Выбрать главу

Поставив всё это на стол, Софья Максимилиановна извинилась и ушла, как она выразилась, «брать ванну». В дверях она оглянулась и окинула гостя загадочно-обещающим взглядом, после чего Сиротину очень захотелось уйти. Но было неудобно, а кроме того, он смертельно устал.

Кофе оказался жидковат, но коньяк был превосходен. Прихлёбывая мелкими глотками крепкий душистый напиток и с удовольствием чувствуя, как проходит усталость, Сиротин рассматривал висящий в простенке морской пейзаж работы Айвазовского – неплохая копия, а возможно, даже подлинник.

Появилась Софья Максимилиановна. Сиротин поднялся.

— Вы простите мне мой домашний вид?

Она была в кашемировом капоте, белизну которого подчеркивали чёрные блестящие волосы, с умышленной небрежностью рассыпанные по плечам и груди. Подойдя вплотную к Сиротину, она подняла руку, оголив её, и снизу вверх погладила его по плечу.

— Я ведь ещё и не поблагодарила как следует вас, мой прекрасный рыцарь, за всё, что вы для меня сегодня сделали…

Полуоткрытые губы, влажный блеск глаз, высоко вздымающаяся грудь –весь облик вдовы говорил о её готовности щедро отблагодарить рыцаря. Он хотел сказать: «Не надо!» – но не сказал… От выпитого коньяка, от близости сытой роскошной самки, от её одуряющих духов у него закружилась голова…

Так началась их связь, столь чудесным образом изменившая Софью Максимилиановну, благотворно повлиявшая как на внешность вдовы, так и на её характер. Сиротин же совсем не изменился. Его красивое лицо по-прежнему оставалось бесстрастным и даже как будто чем-то недовольным, яркие губы в обрамлении чёрной эспаньолки часто и нервически подёргивались.

Воложанина сходила с ума, боясь быть брошенной. Ни на минуту не забывала о своём враге – возрасте и делала многочисленные попытки –смешные и жалкие одновременно – выглядеть моложе и красивее, чем была на самом деле. Она изнуряла себя тесными корсетами и гимнастикой по системе Мюллера, сильно душилась и носила яркие, совсем ей не идущие платья.

Но Сиротин, к сожалению, а может, к счастью, не замечал всех этих ухищрений. Он приходил всегда голодный и усталый, жадно ел, много пил и уходил, порой среди ночи, сразу после любовных объятий. Иногда он исчезал надолго, заставляя Софью Максимилиановну терзаться муками ревности.

Вдова боялась расспрашивать, где Сиротин служит. Когда она все же робко поинтересовалась, он нехотя ответил, что пока нигде, что подыскивает себе место поприличнее, а все её попытки посодействовать в этом направлении категорически отклонял. Больше к этой теме не возвращались. Да какая разница, где он служит, и служит ли вообще, думала Софья Максимилиановна. Она достаточно состоятельная женщина, чтобы содержать и себя, и детей, и своего возлюбленного. Он интеллигентный человек, и у него, возможно, искания…

Но однажды – это было спустя месяц после их встречи – Софья Максимилиановна увидела, как Сиротин, одеваясь, переложил из одного кармана в другой револьвер. Она едва удержалась от изумленного возгласа и даже сделала вид, что ничего не заметила. Когда он ушел, она бросилась в кресло и схватила себя пальцами за виски. Вдова была смертельно напугана.

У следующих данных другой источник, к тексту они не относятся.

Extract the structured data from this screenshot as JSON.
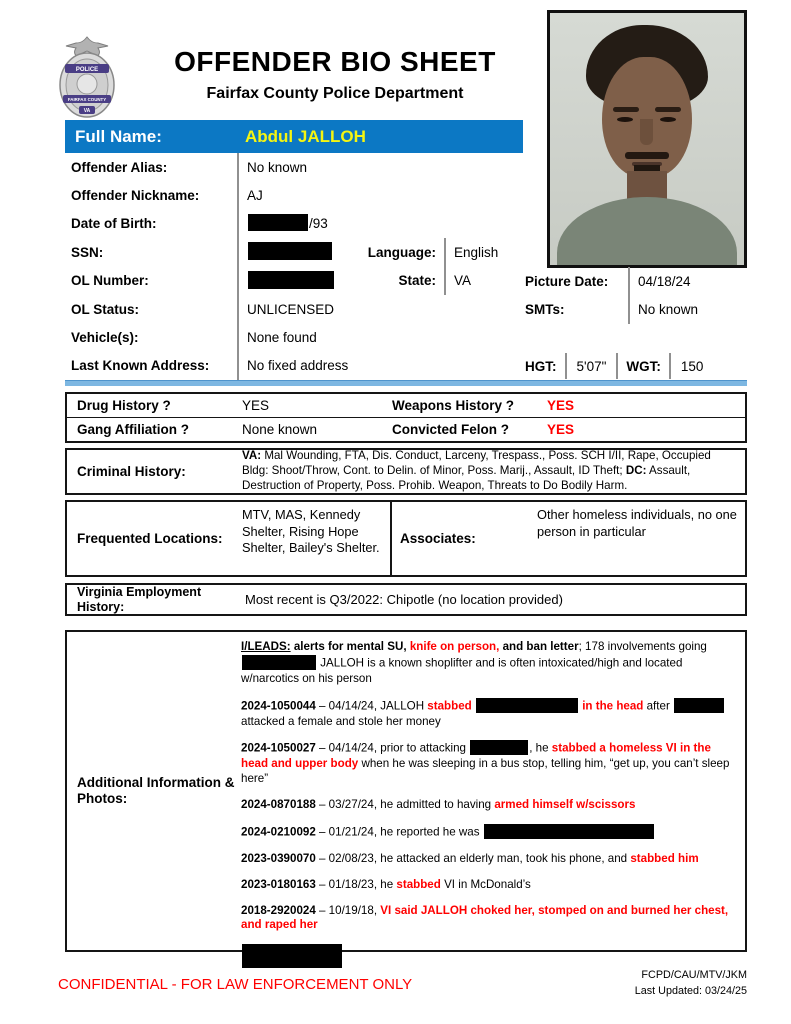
{
  "header": {
    "title": "OFFENDER BIO SHEET",
    "subtitle": "Fairfax County Police Department",
    "badge": {
      "band_top": "POLICE",
      "band_mid": "FAIRFAX COUNTY",
      "band_bottom": "VA"
    }
  },
  "name_bar": {
    "label": "Full Name:",
    "value": "Abdul JALLOH"
  },
  "identity": {
    "fields": [
      {
        "label": "Offender Alias:",
        "segments": [
          {
            "t": "No known"
          }
        ]
      },
      {
        "label": "Offender Nickname:",
        "segments": [
          {
            "t": "AJ"
          }
        ]
      },
      {
        "label": "Date of Birth:",
        "segments": [
          {
            "s": "x",
            "w": 60,
            "h": 17
          },
          {
            "t": "/93"
          }
        ]
      },
      {
        "label": "SSN:",
        "segments": [
          {
            "s": "x",
            "w": 84,
            "h": 18
          }
        ]
      },
      {
        "label": "OL Number:",
        "segments": [
          {
            "s": "x",
            "w": 86,
            "h": 18
          }
        ]
      },
      {
        "label": "OL Status:",
        "segments": [
          {
            "t": "UNLICENSED"
          }
        ]
      },
      {
        "label": "Vehicle(s):",
        "segments": [
          {
            "t": "None found"
          }
        ]
      },
      {
        "label": "Last Known Address:",
        "segments": [
          {
            "t": "No fixed address"
          }
        ]
      }
    ],
    "language": {
      "label": "Language:",
      "value": "English"
    },
    "state": {
      "label": "State:",
      "value": "VA"
    },
    "picture_date": {
      "label": "Picture Date:",
      "value": "04/18/24"
    },
    "smts": {
      "label": "SMTs:",
      "value": "No known"
    },
    "hgt": {
      "label": "HGT:",
      "value": "5'07\""
    },
    "wgt": {
      "label": "WGT:",
      "value": "150"
    }
  },
  "flags": {
    "rows": [
      {
        "label1": "Drug History ?",
        "value1": [
          {
            "t": "YES"
          }
        ],
        "label2": "Weapons History ?",
        "value2": [
          {
            "s": "rb",
            "t": "YES"
          }
        ]
      },
      {
        "label1": "Gang Affiliation ?",
        "value1": [
          {
            "t": "None known"
          }
        ],
        "label2": "Convicted Felon ?",
        "value2": [
          {
            "s": "rb",
            "t": "YES"
          }
        ]
      }
    ]
  },
  "criminal_history": {
    "label": "Criminal History:",
    "segments": [
      {
        "s": "b",
        "t": "VA:"
      },
      {
        "t": " Mal Wounding, FTA, Dis. Conduct, Larceny, Trespass., Poss. SCH I/II, Rape, Occupied Bldg: Shoot/Throw, Cont. to Delin. of Minor, Poss. Marij., Assault, ID Theft; "
      },
      {
        "s": "b",
        "t": "DC:"
      },
      {
        "t": " Assault, Destruction of Property, Poss. Prohib. Weapon, Threats to Do Bodily Harm."
      }
    ]
  },
  "frequented": {
    "label": "Frequented Locations:",
    "value": "MTV, MAS, Kennedy Shelter, Rising Hope Shelter, Bailey's Shelter."
  },
  "associates": {
    "label": "Associates:",
    "value": "Other homeless individuals, no one person in particular"
  },
  "employment": {
    "label": "Virginia Employment History:",
    "value": "Most recent is Q3/2022: Chipotle (no location provided)"
  },
  "additional": {
    "label": "Additional Information & Photos:",
    "entries": [
      {
        "segments": [
          {
            "s": "bu",
            "t": "I/LEADS:"
          },
          {
            "s": "b",
            "t": " alerts for mental SU, "
          },
          {
            "s": "rb",
            "t": "knife on person,"
          },
          {
            "s": "b",
            "t": " and ban letter"
          },
          {
            "t": "; 178 involvements going "
          },
          {
            "s": "x",
            "w": 74
          },
          {
            "t": " JALLOH is a known shoplifter and is often intoxicated/high and located w/narcotics on his person"
          }
        ]
      },
      {
        "segments": [
          {
            "s": "b",
            "t": "2024-1050044"
          },
          {
            "t": " – 04/14/24, JALLOH "
          },
          {
            "s": "rb",
            "t": "stabbed "
          },
          {
            "s": "x",
            "w": 102
          },
          {
            "s": "rb",
            "t": " in the head"
          },
          {
            "t": " after "
          },
          {
            "s": "x",
            "w": 50
          },
          {
            "t": " attacked a female and stole her money"
          }
        ]
      },
      {
        "segments": [
          {
            "s": "b",
            "t": "2024-1050027"
          },
          {
            "t": " – 04/14/24, prior to attacking "
          },
          {
            "s": "x",
            "w": 58
          },
          {
            "t": ", he "
          },
          {
            "s": "rb",
            "t": "stabbed a homeless VI in the head and upper body"
          },
          {
            "t": " when he was sleeping in a bus stop, telling him, “get up, you can’t sleep here”"
          }
        ]
      },
      {
        "segments": [
          {
            "s": "b",
            "t": "2024-0870188"
          },
          {
            "t": " – 03/27/24, he admitted to having "
          },
          {
            "s": "rb",
            "t": "armed himself w/scissors"
          }
        ]
      },
      {
        "segments": [
          {
            "s": "b",
            "t": "2024-0210092"
          },
          {
            "t": " – 01/21/24, he reported he was "
          },
          {
            "s": "x",
            "w": 170
          }
        ]
      },
      {
        "segments": [
          {
            "s": "b",
            "t": "2023-0390070"
          },
          {
            "t": " – 02/08/23, he attacked an elderly man, took his phone, and "
          },
          {
            "s": "rb",
            "t": "stabbed him"
          }
        ]
      },
      {
        "segments": [
          {
            "s": "b",
            "t": "2023-0180163"
          },
          {
            "t": " – 01/18/23, he "
          },
          {
            "s": "rb",
            "t": "stabbed"
          },
          {
            "t": " VI in McDonald’s"
          }
        ]
      },
      {
        "segments": [
          {
            "s": "b",
            "t": "2018-2920024"
          },
          {
            "t": " – 10/19/18, "
          },
          {
            "s": "rb",
            "t": "VI said JALLOH choked her, stomped on and burned her chest, and raped her"
          }
        ]
      },
      {
        "segments": [
          {
            "s": "x",
            "w": 100,
            "h": 24
          }
        ]
      }
    ]
  },
  "footer": {
    "confidential": "CONFIDENTIAL - FOR LAW ENFORCEMENT ONLY",
    "unit": "FCPD/CAU/MTV/JKM",
    "updated": "Last Updated: 03/24/25"
  }
}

Она, конечно, и в мыслях не допускала, что Сиротин может быть душегубом, налётчиком или контрабандистом, как её знакомый Жан Синицын. Слишком он для этого образован, утончён. Оставалось одно – революционер!

Теперь ей стали понятны его таинственные исчезновения по ночам, долгие отлучки, уклончивые разговоры о службе и многое другое – всё, что раньше она объясняла другими, более прозаическими причинами. «А я-то ревновала, как последняя дура!» Ей стала понятна и подоплёка переезда Сиротина из Петербурга во Владивосток, и его интерес к местным революционерам Перлашкевичу и Волкенштейн, которых он видел в доме Марины Штерн.

Вот почему Софья Максимилиановна, обо всём догадавшись, испугалась, не за себя, понятно, – за него. Ведь он ежедневно подвергает свою жизнь опасности; его в любую минуту могут арестовать, посадить в тюрьму и даже… даже убить!

Она подошла к окну, отодвинула тяжёлую бархатную портьеру и долго смотрела на улицу, очертания которой расплывались в стремительно наступающих зимних сумерках. Она упорно вглядывалась в густеющую тьму, словно надеясь увидеть того, чьё имя непроизвольно шептали губы.